Peut-être qu’il aurait fallu percevoir au troisième degré l’intervention de Biétrix Schenk. S’il s’agit véritablement d’un conte poétique, c’est que nous avons face à nous une activité artistique authentique, dirions-nous : la récitation vivante et en directe d’un poème. Pour trouver un public, il suffisait d’aller chez lui, et de lui proposer : « Bonjour ! Vous voulez que je vous raconte un poème ? ». Et comme pour redoubler l’aspect novateur de l’approche, elle n’a rien trouvé de mieux que de filmer le spectacle, afin de sortir habilement de la sphère privée. En effet, Biétrix Schenk est toujours accompagnée de son caméscope et de son micro, afin de mettre sur bande ses plans bien choisis. Ceux-ci seront ensuite retravaillés à la maison, par son outil de création, un logiciel de traitement vidéo. Et lorsqu’elle aura opéré ses arrangements et compléments issus de l’art acousmatique, dont elle est l’une des rares à connaître le secret, elle pourra signer, en tant qu’artiste, sa « production acousma-vidéo ». Production qui finira dans un monde de l’art spécifique.
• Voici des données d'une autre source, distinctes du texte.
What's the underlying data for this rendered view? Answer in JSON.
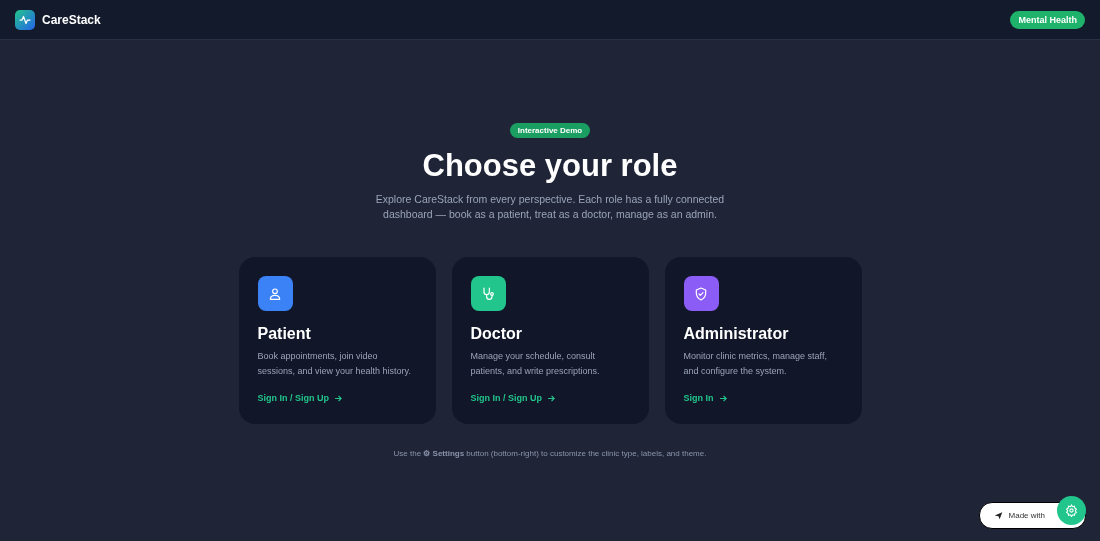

Au final, nous sommes au beau milieu d’un projet artistique, psychothérapeutique et sophrologique. Cependant, il y a du vrai et du faux à chacun des trois niveaux. Quand il est difficile de décrire ce que fait quelqu’un, on peut décrire ce qu’il ne fait pas : Non, Biétrix Schenk ne cherche pas à soigner des gens. Elle n’a pas non plus pour objectif de produire un « bien-être », en tout cas pas celui vendu par les produits diététiques. Pas plus qu’elle n’est dans une recherche de performance artistique ou dans un espoir désespéré de toucher un nouveau public. Oui, elle croit en la valeur de son art, et envisage une véritable création vidéo. Effectivement, elle souhaite que l’expérience qu’elle propose produise un effet protecteur et durable à disposition de chaque participant. D’accord pour dire qu’elle espère laisser une trace qui offre une opportunité constructive.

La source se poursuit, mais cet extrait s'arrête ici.